Pages: pp. 4
In the article, "Dynamic Multicore Resource Management: A Machine Learning Approach," by José F. Martínez and Engen Ipek ( IEEE Micro, November/December 2009), an important reference was inadvertently omitted. The missing reference (Nesbit et al. 2006) was meant to be cited on page 13. The correct version appears below.
Although resources that are relatively independent of one another can be managed in isolation, many shared resources on multicore systems interact. Unrestricted sharing of microarchitectural resources can lead to destructive interference. Although several proposals that address the management of a single microarchitectural resource exist in the literature, proposals to manage multiple interacting resources on multicore chips at runtime are much scarcer.
Consider, for example, the case of a multicore system in which the on-chip L2 cache space, off-chip bandwidth, and the chip's power budget are shared among applications, and each resource's use is regulated via an independent QoS knob. As the amount of one resource allocated to an application changes, the application's demands on the other resources also change. For example, increasing an application's allocated cache space can cause its working set to fit in the cache, and can dramatically reduce its off-chip bandwidth demand (which could in turn be allocated to other applications with higher demand). Similarly, increasing an application's power budget could cause it to run at a higher frequency and to demand more bandwidth. Hence, the optimal allocation of one resource type depends in part on the allocated amounts of other resources, requiring a coordinated resource-management scheme for optimal performance.

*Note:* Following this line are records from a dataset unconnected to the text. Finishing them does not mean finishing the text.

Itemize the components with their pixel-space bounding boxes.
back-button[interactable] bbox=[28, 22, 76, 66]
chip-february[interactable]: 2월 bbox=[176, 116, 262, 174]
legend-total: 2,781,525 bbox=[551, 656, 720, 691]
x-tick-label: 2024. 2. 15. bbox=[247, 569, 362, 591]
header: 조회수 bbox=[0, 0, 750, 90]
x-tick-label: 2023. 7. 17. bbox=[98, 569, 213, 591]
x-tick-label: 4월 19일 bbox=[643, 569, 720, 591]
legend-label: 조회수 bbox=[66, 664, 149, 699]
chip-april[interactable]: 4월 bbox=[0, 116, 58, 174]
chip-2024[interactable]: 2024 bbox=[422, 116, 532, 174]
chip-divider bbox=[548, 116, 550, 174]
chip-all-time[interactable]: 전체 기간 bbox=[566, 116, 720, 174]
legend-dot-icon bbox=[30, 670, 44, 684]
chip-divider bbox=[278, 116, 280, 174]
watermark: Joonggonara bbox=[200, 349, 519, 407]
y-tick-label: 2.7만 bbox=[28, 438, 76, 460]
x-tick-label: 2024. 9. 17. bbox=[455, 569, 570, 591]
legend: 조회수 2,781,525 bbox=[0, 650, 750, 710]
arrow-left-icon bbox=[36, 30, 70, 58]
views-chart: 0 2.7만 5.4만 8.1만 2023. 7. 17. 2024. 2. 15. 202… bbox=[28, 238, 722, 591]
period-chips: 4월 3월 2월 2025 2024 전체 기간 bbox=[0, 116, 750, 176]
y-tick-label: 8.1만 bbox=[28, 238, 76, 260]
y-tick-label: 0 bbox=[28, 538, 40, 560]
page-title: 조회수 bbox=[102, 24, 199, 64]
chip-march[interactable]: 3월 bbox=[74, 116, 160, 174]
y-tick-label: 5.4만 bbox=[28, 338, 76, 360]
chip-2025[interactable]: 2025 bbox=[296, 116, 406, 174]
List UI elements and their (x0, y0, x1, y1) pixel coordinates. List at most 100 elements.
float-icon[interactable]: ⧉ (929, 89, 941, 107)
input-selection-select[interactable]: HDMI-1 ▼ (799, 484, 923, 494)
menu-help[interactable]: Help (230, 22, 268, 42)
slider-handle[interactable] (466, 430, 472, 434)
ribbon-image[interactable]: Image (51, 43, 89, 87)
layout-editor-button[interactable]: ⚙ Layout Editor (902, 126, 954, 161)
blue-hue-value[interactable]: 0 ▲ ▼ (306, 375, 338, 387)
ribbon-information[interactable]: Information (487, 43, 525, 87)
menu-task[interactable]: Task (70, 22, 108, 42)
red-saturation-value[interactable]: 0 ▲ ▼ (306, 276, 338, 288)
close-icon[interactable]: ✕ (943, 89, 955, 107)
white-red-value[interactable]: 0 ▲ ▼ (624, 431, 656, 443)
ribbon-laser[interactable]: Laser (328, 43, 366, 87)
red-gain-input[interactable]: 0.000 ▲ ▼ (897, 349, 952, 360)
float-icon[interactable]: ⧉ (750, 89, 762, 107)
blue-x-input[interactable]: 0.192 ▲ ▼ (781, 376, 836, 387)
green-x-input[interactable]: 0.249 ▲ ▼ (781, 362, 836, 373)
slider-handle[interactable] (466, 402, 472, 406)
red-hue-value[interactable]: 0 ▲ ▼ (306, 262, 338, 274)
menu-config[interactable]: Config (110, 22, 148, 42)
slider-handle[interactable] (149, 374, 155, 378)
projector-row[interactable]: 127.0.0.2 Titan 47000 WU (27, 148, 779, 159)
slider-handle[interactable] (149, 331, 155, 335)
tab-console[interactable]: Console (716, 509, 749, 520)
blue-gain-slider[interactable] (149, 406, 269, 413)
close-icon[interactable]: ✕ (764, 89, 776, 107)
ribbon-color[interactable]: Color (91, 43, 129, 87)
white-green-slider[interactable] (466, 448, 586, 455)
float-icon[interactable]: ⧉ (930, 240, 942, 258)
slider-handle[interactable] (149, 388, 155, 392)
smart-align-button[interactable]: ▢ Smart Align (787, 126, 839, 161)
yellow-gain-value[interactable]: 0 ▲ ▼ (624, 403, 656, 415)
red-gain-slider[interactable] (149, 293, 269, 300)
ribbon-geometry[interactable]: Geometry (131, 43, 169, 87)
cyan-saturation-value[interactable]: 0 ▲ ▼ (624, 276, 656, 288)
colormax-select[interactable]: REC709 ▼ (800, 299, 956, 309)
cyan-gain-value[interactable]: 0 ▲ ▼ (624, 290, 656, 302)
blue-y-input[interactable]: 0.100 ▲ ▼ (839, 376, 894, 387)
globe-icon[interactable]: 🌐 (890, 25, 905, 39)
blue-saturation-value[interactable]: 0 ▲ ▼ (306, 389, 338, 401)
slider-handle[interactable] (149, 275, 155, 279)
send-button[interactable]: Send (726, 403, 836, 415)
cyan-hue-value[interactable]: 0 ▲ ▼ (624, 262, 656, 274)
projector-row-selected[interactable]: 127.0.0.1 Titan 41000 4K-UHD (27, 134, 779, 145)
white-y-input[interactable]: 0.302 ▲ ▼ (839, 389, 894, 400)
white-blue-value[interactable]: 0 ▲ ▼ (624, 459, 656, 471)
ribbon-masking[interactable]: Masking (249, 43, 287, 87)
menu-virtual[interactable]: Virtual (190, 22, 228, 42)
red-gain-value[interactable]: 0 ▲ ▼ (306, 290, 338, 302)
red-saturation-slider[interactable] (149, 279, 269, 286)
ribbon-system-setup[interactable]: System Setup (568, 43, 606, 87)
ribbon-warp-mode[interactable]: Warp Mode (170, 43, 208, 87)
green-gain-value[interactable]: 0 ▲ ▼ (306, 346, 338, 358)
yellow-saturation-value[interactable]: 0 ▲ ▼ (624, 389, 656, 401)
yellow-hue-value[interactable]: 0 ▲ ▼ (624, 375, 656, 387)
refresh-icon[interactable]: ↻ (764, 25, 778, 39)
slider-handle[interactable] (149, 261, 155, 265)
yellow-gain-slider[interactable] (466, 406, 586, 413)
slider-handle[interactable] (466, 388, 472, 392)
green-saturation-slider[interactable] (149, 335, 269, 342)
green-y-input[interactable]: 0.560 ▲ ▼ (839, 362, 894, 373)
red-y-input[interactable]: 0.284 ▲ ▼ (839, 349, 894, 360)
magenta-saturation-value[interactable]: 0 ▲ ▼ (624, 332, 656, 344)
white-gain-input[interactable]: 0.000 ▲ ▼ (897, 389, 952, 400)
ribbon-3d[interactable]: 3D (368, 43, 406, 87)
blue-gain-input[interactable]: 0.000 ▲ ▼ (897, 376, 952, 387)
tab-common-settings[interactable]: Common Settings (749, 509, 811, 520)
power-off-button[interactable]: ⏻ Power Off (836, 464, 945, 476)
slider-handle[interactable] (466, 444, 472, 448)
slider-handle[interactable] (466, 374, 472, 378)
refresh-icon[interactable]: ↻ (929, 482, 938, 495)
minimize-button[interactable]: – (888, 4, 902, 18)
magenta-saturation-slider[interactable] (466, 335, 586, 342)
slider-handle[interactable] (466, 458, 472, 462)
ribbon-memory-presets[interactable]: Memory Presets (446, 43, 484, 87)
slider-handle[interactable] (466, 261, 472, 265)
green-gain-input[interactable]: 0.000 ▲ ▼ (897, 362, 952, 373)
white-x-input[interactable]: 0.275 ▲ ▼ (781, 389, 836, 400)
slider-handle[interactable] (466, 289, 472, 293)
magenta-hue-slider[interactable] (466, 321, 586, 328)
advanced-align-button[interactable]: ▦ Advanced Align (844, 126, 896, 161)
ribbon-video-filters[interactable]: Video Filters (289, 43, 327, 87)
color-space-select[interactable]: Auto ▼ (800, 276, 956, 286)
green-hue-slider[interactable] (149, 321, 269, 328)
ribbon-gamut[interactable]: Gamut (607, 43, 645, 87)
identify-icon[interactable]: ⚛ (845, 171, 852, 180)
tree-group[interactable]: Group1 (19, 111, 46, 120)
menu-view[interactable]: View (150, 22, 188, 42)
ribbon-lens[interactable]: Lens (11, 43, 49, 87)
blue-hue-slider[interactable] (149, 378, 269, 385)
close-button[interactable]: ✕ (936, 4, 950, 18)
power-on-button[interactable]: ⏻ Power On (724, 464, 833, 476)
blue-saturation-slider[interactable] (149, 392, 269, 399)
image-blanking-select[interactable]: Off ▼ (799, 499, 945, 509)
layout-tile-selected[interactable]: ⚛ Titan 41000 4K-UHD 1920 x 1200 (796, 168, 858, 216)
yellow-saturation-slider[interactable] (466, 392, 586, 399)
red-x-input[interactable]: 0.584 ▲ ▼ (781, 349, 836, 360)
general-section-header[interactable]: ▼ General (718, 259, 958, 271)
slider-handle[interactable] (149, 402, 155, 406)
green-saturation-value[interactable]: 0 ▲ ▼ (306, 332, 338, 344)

Figure 5 shows an example of performance loss due to uncoordinated resource management in a multicore system incorporating three QoS knobs for regulating the system's shared cache, off-chip bandwidth, and power budget. 10,11,16 A four-application, desktop-style multiprogrammed workload is executed on a quadcore chip with an associated DDR2-800 memory subsystem. The figure compares configurations that allocate one or more of the resources in an uncoordinated fashion to a static, fair-share allocation of the resources, as well as an unmanaged sharing scenario in which all applications can access all resources at all times. In this workload, unmanaged resource sharing delivers considerable slowdowns even when compared to a rigid, static resource distribution among the cores (Fair-Share). Moreover, managing a subset of the resources in an uncoordinated fashion is inferior to static partitioning, indicating that resource interactions render individual adaptive management policies largely ineffective.